At the top of the list of "Interacting with Objects Around You" it lists:
draw or sheathe a sword
It is generally understood (reading the various answers on this site) that if you want to switch weapon and attack on the same turn (let's say you are a fighter with a sword, bow and the Extra Attack class feature; you kill the enemy in front of you with your sword, then want to switch to your bow and shoot another enemy that you otherwise can't reach this turn) then you have to do this strange sequence of moves where you "drop" your sword so that you don't waste that precious free item interaction that you need to draw your bow. Then you have to pick it up again later (assuming someone else, friend or foe, doesn't do so before you).

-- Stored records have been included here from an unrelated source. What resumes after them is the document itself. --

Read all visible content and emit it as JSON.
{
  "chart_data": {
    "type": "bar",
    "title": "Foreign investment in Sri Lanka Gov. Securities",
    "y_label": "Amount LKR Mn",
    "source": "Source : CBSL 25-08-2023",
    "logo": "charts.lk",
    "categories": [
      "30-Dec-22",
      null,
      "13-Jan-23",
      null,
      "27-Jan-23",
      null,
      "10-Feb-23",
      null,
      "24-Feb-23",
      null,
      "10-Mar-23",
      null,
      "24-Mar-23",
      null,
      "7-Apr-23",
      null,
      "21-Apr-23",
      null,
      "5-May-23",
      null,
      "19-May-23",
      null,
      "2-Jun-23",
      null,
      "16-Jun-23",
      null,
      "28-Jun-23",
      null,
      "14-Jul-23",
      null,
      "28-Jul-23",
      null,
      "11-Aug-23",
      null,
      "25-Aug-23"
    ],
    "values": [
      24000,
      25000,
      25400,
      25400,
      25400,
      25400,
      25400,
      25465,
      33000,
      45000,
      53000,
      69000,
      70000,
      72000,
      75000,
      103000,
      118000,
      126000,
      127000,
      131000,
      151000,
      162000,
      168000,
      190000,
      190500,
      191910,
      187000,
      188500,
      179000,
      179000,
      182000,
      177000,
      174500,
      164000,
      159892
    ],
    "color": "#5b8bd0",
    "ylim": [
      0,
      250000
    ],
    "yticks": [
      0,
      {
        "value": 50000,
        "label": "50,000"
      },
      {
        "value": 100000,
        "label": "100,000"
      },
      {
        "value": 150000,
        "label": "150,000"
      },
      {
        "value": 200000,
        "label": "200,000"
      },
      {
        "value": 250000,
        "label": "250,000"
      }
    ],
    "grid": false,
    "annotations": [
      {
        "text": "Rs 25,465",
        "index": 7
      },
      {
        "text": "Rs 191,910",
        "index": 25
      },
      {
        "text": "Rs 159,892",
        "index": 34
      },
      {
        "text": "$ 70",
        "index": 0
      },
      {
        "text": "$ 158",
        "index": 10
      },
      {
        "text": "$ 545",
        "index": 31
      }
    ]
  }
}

Basically I think this sequence is a bit daft and think that it breaks the suspension of disbelief when the fighter suddenly drops his main weapon just so that he can use his bow this turn. I was thinking of just houseruling that you can draw and sheath a weapon as one item interaction, let's call it the "switch weapon" item interaction as opposed to the "draw weapon" and "sheathe weapon" item interactions (I'm just making up these terms to emphasise my houserule).
Now, I know that one gameplay-related concern might be the Dual Wielder feat, since they can draw and sheathe two weapons at once; as so not to weaken this feat, I'd still say that you need that feat to draw or sheathe two weapons at once, regardless of drawing and sheathing. So let's say this fighter actually has two swords drawn at the start of that scenario, I would houserule that it's only possible to sheathe one of those swords without the feat, similarly for sheathing the bow and drawing the swords again later; you'd only be able to draw one sword at a time without the feat, regardless of whether you are sheathing something or not.

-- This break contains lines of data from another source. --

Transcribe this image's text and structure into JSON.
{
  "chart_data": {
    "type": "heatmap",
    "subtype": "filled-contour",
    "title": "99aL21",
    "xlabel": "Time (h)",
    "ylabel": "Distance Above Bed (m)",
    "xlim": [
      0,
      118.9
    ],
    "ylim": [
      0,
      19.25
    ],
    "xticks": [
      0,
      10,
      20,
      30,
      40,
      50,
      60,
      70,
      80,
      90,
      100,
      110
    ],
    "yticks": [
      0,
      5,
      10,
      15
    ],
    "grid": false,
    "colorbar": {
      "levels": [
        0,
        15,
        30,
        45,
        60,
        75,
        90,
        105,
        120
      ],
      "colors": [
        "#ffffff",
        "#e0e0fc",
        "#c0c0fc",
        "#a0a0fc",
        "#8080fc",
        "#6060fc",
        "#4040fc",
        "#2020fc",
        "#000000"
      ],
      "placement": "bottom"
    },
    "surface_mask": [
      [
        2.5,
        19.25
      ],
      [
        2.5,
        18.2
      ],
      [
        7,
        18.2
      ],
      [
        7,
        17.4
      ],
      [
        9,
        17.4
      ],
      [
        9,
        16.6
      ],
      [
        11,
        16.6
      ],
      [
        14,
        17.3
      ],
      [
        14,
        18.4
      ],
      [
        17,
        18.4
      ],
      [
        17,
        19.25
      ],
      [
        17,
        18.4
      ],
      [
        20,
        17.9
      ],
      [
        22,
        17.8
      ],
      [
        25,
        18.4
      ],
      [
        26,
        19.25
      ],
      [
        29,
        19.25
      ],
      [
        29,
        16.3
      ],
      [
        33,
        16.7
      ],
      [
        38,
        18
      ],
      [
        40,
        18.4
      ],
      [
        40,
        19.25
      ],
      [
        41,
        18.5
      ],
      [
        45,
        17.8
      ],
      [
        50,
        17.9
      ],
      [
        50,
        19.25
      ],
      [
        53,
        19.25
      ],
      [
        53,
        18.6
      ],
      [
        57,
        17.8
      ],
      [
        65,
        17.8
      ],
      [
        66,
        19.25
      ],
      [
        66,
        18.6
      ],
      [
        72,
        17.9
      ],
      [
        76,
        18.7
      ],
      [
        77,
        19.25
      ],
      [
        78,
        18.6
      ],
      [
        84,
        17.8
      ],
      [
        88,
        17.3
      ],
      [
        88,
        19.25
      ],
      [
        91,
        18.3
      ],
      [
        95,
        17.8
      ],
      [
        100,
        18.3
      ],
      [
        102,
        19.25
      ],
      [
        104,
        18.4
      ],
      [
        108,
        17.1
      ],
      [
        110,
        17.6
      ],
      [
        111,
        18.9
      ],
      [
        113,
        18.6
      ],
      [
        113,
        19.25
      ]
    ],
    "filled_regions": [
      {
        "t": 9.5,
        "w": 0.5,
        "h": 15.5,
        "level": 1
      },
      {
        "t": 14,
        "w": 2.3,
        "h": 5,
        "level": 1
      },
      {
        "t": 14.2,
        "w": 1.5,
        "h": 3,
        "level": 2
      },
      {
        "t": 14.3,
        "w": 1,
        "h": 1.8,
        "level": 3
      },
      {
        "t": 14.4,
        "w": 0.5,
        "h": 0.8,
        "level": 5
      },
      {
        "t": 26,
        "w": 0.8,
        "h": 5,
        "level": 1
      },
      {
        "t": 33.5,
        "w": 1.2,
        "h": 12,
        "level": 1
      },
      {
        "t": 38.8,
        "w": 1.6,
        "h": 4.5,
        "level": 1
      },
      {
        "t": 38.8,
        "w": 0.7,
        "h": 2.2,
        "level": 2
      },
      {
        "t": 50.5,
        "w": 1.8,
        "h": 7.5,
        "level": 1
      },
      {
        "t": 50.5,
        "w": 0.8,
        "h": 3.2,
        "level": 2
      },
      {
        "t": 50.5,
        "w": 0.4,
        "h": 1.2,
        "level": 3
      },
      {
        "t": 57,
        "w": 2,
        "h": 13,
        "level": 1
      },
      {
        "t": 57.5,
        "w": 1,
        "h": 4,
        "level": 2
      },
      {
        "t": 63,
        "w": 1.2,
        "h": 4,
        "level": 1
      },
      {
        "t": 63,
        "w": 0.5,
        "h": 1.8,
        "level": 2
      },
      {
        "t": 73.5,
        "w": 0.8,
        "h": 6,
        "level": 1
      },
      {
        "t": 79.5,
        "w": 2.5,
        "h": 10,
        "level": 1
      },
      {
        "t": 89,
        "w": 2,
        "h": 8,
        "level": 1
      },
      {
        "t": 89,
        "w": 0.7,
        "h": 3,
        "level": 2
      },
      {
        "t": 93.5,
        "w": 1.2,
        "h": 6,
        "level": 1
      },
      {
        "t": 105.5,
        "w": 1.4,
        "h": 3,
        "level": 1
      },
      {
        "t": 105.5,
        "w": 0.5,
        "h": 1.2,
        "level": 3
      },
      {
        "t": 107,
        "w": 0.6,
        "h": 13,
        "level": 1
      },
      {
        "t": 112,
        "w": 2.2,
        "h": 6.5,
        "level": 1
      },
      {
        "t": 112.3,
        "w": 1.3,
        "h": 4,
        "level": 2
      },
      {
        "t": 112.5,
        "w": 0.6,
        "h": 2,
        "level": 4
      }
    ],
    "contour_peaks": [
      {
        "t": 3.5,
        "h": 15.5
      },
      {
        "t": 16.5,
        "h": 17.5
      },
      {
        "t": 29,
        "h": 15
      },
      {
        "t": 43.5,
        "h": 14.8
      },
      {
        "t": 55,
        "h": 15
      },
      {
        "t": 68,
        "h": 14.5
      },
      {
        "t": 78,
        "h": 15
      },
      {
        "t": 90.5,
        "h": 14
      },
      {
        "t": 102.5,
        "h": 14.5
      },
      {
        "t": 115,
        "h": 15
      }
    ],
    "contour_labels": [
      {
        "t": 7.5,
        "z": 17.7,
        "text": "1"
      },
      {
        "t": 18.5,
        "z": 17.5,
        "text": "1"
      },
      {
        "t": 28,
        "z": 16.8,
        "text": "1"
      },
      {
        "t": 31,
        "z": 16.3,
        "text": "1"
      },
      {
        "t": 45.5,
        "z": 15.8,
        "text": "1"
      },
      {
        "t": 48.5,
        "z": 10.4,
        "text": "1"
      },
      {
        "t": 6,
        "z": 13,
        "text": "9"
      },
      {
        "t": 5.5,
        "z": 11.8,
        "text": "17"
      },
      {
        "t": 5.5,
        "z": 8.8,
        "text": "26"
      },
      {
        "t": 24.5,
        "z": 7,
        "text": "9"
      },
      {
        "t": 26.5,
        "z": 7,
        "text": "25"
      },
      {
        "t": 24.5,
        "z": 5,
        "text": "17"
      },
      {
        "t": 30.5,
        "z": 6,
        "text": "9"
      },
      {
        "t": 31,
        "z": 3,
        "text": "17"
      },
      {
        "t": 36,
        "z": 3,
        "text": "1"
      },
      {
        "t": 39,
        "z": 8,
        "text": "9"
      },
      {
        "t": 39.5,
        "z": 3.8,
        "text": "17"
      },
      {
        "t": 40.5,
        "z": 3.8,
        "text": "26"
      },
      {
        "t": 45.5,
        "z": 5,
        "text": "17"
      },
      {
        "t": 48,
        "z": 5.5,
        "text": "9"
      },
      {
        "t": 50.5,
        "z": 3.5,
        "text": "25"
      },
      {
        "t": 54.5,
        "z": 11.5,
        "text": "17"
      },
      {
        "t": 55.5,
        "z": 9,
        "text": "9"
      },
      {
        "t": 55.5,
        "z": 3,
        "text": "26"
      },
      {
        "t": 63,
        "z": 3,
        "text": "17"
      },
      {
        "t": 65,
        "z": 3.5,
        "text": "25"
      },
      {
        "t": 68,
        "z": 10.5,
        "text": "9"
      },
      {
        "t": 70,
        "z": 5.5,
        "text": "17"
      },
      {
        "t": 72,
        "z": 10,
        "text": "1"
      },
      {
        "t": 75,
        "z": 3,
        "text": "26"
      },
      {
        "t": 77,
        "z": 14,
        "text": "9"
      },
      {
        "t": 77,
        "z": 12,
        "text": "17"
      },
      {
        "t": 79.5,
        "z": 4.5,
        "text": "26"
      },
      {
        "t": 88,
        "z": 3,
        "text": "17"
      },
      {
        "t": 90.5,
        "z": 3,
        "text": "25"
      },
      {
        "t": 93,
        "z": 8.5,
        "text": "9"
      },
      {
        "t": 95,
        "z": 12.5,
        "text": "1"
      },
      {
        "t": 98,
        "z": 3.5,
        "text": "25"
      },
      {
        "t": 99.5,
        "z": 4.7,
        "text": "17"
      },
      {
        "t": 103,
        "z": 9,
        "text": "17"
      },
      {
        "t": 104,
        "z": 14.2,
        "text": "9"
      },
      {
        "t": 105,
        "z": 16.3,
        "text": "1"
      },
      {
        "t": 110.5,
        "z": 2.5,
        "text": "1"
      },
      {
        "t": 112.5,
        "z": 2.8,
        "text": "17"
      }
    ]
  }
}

So hopefully that still makes that aspect of the Dual Wielder feat useful, despite my houserule. So my question, finally, is what are the impacts of my houserule on combat tactics? Obviously this question isn't asking for approval to use this houserule or anything like that, since anyone can houserule whatever they like; this question is just about understanding the impacts of doing so with this particular houserule.

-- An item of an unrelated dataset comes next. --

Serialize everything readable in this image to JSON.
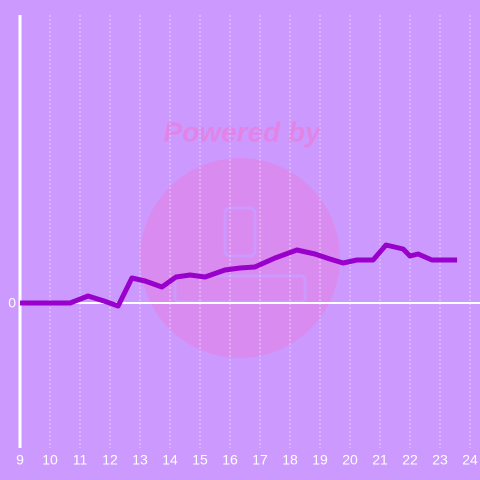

The answers below question my assertion that dropping a weapon doesn't make sense. On reflection, I agree with them and not my past-self. It's not dropping a weapon that's "daft", it's my lack of imagination for not being able to see why that would make sense and why it can create a more interesting battle. This is largely due to expecting everybody to do the "video game weapon switch", which I believe is actually the problem here. I need to unlearn video games' lesson that everyone can juggle weapons and re-learn that notion that IRL that's a bit more difficult and time consuming. And if ever someone can imagine a way that a certain character would totally be able to juggle weapons around, it can always be a homebrew feat, which is much better for balance than a houserule that lets everyone do this for free.